The latest blockbuster tech flotation hits Wall Street later when shares in messaging app Slack start trading.
But the company has chosen an unusual route, effectively cutting out many of the advisers – and their fees – that take companies to the stock market.
Slack has chosen a direct listing, where the shares become immediately tradable, in a move that could create wild swings in the price.
The company is expected to be valued at about $15-17bn (£12-13.5bn).
Slack is the second big tech firm to go the direct route, after music streaming service Spotify used the method last year.
“We think the jury is out on whether this is the right move or not,” said Kathleen Smith, a listing expert at Renaissance Capital.
“Looking at Spotify, it takes a little time for the stock to get established after a direct listing.”
Slack’s listing fees are expected to be about $22m. When Snap went public in 2017, it paid about $85m to its financial advisers.
Spotify’s listing is generally regarded as a success, although the shares now trade about 15% below their debut price.
If Slack can also make a success of its direct listing, it could have implications for how future tech firms come to market, including for Airbnb.
Slack’s software replaces emails by grouping messages around subjects, projects and teams. It means that flooding people with irrelevant emails can be cut.
The software has become increasingly popular, with HSBC and Ford among some of the big corporate users.
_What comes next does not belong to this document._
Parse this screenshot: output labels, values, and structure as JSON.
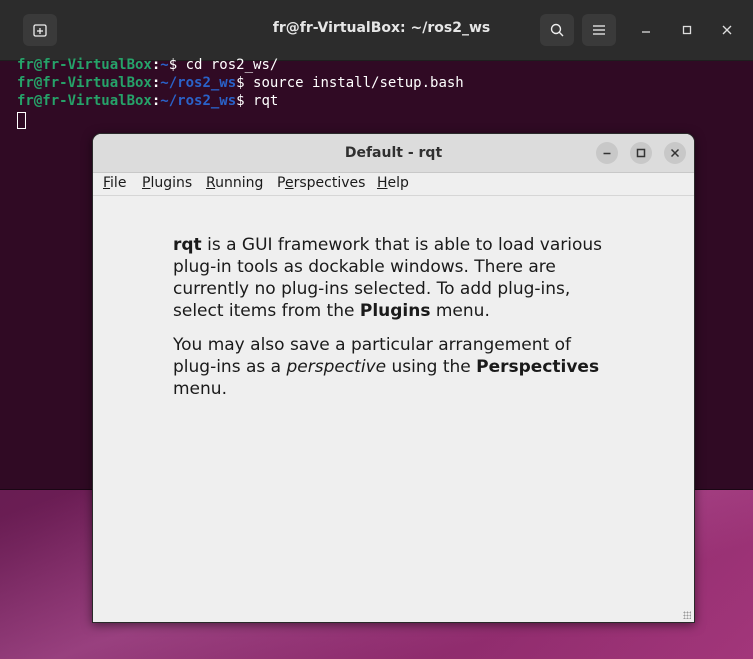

It has about 100,000 paying customers.
Founder Steward Butterfield, who developed the photo app Flickr, says Slack is a revolution in corporate communication.
But like many big tech firms coming to market, Slack has never made a profit. Although revenue rose 80% to $400m in 2018, losses were $144m.
And some analysts are worried that Slack is competing in an increasingly crowded market. Microsoft offers Teams, a free chat app add-on for its Office365 users.